Fracture grandissanteLa montée en force d'une intercommunalité de projet et non plus de gestion depuis la loi de 1992, confirmée par la loi -NOTRe (Nouvelle organisation territoriale de la République) du 7 août 2015, conduit les maires des petites communes à s'insérer de gré ou de force dans les schémas d'aménagement et de développement conçus conjointement par les préfets et les présidents des " intercos ". Cette même loi NOTRe a pour ambition affichée de réduire le nombre des intercommunalités et d'accroître leurs compétences obligatoires. On assiste donc à la hiérarchisation implicite des collectivités locales, laissant les petites communes dans une autonomie réduite à la seule gestion quotidienne.
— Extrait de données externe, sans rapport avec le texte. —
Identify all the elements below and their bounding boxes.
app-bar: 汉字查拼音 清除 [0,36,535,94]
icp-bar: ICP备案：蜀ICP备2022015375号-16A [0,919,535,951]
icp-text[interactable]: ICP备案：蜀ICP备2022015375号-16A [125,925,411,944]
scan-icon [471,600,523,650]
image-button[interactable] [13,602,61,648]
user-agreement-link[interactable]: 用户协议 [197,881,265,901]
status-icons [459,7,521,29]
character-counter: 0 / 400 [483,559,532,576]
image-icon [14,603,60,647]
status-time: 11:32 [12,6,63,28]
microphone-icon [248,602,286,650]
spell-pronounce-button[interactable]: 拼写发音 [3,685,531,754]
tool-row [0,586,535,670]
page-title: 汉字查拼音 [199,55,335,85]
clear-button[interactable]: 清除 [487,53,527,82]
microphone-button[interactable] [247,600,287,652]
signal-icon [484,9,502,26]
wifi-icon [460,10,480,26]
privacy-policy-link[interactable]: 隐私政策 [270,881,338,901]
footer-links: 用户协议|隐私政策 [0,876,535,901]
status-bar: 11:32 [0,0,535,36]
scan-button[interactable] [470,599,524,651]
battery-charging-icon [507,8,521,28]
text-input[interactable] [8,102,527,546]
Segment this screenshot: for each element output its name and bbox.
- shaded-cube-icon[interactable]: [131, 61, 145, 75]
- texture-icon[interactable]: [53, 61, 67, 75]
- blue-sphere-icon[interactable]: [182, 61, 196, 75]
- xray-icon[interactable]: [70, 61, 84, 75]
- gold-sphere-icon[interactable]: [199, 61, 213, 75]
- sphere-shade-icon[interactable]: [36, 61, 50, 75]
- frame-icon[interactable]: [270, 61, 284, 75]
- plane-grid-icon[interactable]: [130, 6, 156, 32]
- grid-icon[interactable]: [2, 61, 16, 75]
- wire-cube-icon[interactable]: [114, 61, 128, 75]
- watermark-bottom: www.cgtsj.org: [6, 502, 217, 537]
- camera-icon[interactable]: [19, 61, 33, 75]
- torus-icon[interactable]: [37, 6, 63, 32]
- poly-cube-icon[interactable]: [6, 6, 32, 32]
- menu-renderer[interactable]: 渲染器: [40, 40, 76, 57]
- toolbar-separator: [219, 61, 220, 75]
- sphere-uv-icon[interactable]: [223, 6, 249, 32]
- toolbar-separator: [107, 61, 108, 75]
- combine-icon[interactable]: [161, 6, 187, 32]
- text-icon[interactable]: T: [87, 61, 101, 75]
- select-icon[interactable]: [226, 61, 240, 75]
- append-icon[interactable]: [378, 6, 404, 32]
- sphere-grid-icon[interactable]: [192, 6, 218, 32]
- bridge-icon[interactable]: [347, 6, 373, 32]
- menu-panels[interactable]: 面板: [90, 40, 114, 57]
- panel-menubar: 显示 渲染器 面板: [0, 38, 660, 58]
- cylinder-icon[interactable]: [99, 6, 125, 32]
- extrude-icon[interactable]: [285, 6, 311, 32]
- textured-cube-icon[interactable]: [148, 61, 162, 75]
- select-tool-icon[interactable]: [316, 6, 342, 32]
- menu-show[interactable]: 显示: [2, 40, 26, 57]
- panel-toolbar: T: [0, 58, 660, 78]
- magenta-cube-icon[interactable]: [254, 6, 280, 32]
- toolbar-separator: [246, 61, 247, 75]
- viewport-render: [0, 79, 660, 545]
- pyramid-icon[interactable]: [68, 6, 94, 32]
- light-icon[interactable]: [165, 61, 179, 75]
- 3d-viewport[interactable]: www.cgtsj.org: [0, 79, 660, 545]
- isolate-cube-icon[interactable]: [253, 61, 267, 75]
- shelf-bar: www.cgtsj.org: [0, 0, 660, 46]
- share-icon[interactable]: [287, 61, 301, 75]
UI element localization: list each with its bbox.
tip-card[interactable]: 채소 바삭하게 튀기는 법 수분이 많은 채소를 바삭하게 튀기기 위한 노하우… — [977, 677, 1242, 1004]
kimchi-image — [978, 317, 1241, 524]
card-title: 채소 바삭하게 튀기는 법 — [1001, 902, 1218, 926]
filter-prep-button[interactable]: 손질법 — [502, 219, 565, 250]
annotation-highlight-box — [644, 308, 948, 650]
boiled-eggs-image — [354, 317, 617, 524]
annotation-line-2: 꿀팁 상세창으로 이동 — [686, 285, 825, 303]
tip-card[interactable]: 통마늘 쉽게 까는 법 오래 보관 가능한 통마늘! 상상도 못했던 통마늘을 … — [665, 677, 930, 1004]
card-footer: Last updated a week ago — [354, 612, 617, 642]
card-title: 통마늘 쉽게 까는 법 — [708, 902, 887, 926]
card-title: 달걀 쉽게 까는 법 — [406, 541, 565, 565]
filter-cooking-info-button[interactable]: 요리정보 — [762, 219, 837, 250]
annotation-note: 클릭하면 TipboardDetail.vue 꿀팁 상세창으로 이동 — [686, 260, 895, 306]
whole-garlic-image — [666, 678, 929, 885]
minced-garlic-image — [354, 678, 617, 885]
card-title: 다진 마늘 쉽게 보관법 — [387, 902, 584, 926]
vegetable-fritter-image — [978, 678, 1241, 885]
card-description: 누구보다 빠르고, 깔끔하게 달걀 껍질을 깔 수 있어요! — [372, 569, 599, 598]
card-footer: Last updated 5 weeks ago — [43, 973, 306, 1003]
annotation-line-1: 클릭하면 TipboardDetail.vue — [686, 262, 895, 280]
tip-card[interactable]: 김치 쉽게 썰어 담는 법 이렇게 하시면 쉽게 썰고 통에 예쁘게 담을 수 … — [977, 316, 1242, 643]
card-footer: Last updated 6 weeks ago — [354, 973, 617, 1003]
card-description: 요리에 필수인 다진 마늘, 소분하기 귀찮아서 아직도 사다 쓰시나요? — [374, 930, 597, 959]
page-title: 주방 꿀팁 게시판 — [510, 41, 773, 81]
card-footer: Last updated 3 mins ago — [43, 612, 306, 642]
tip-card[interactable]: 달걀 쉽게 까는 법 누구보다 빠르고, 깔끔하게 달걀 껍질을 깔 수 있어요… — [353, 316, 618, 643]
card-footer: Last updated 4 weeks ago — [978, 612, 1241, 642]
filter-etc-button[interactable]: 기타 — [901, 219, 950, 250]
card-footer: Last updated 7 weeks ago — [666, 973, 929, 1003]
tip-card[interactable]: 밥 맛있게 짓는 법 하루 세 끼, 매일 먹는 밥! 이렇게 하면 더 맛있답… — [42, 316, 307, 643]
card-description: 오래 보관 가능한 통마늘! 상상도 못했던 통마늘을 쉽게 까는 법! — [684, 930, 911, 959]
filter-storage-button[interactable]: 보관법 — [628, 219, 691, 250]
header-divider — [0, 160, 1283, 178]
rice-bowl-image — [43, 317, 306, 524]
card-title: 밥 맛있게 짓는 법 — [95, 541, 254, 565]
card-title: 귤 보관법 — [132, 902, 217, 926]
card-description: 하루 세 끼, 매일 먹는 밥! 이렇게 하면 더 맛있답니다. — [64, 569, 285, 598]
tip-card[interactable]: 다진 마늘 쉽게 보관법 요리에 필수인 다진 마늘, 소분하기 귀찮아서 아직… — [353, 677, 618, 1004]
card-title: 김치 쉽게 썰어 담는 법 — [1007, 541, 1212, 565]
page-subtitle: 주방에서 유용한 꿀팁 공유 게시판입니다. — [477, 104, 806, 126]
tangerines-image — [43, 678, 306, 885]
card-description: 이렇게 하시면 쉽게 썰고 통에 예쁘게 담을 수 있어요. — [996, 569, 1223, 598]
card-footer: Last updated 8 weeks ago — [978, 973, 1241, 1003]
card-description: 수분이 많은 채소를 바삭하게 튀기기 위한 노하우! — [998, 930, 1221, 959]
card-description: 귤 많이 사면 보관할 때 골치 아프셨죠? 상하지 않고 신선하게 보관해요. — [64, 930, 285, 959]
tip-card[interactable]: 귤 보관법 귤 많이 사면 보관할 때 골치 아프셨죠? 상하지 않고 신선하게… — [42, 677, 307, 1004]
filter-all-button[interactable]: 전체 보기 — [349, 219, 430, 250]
Leur action s'insère dans des objectifs qu'elles ne peuvent fixer et sous la contrainte d'une évaluation financière -permanente. Cette autonomie réduite est à l'image de celle que l'on accorde aux cadres dans les grandes entreprises privées pour qu'ils soient plus efficaces dans la poursuite des missions qu'on leur assigne. Le maire devient alors un simple exécutant, d'autant plus dépourvu de ressources politiques que sa commune est petite ou, si elle est plus grande, incapable de mobiliser un réseau national du fait de la fin du cumul des mandats.
C'est ici que l'on mesure ce qui se joue derrière la crise morale et matérielle des maires. Ces derniers sont écrasés par une -tâche bureaucratique au demeurant fort mal rémunérée. Rappelons que l'indemnité d'un maire d'une commune de moins de 500 habitants est de 658 euros brut par mois et que la moitié des maires touchent moins de 2 128 euros, que nombre de communes rurales sont administrées par d'anciens fonctionnaires à la retraite qui se dévouent pour sauver l'identité ou la vie économique locale. L'absence d'un statut de l'élu devient un véritable obstacle pour attirer des jeunes et des candidats diversifiés qui ont besoin d'un emploi de débouché en cas d'échec électoral. Sur le fond, néanmoins, cette crise ne serait pas aussi aiguë si elle ne s'inscrivait pas dans la fracture grandissante entre la politique nationale et la politique locale.
Le rejet du plan Borloo par Emmanuel Macron lors de son discours du 22 mai, l'inscription des futures réformes dans une logique essentiellement économique, supposant que la croissance et les emplois vont renouveler spontanément le tissu local, témoigne du " managérialisme " porté par le -macronisme depuis 2017. A l'instar de ce qui s'est réalisé dans les grands groupes privés, le macronisme tend à séparer -clairement les niveaux de la décision, fortement concentrés, des niveaux de l'exécution, fortement précarisés. Dans ce contexte, la protestation des maires s'intègre dans une -révolte institutionnelle et non partisane du local, qui s'exprime également par le rejet des projets de réforme constitutionnelle aboutissant à " surprésidentialiser " la Ve République, ou par le rôle nouveau de contrôleur que le Sénat s'est donné dans l'affaire Benalla.
Cette révolte institutionnelle montre que l'équilibre entre le national et le local, plus ou moins préservé jusqu'en 2017, s'est rompu. La formule décentralisatrice de 1982 est morte. Un nouveau rapport entre le centre et la périphérie est à construire, qui tienne compte de la nécessaire cohérence des politiques locales, mais aussi de l'aspiration de plus en plus forte des citoyens à la participation.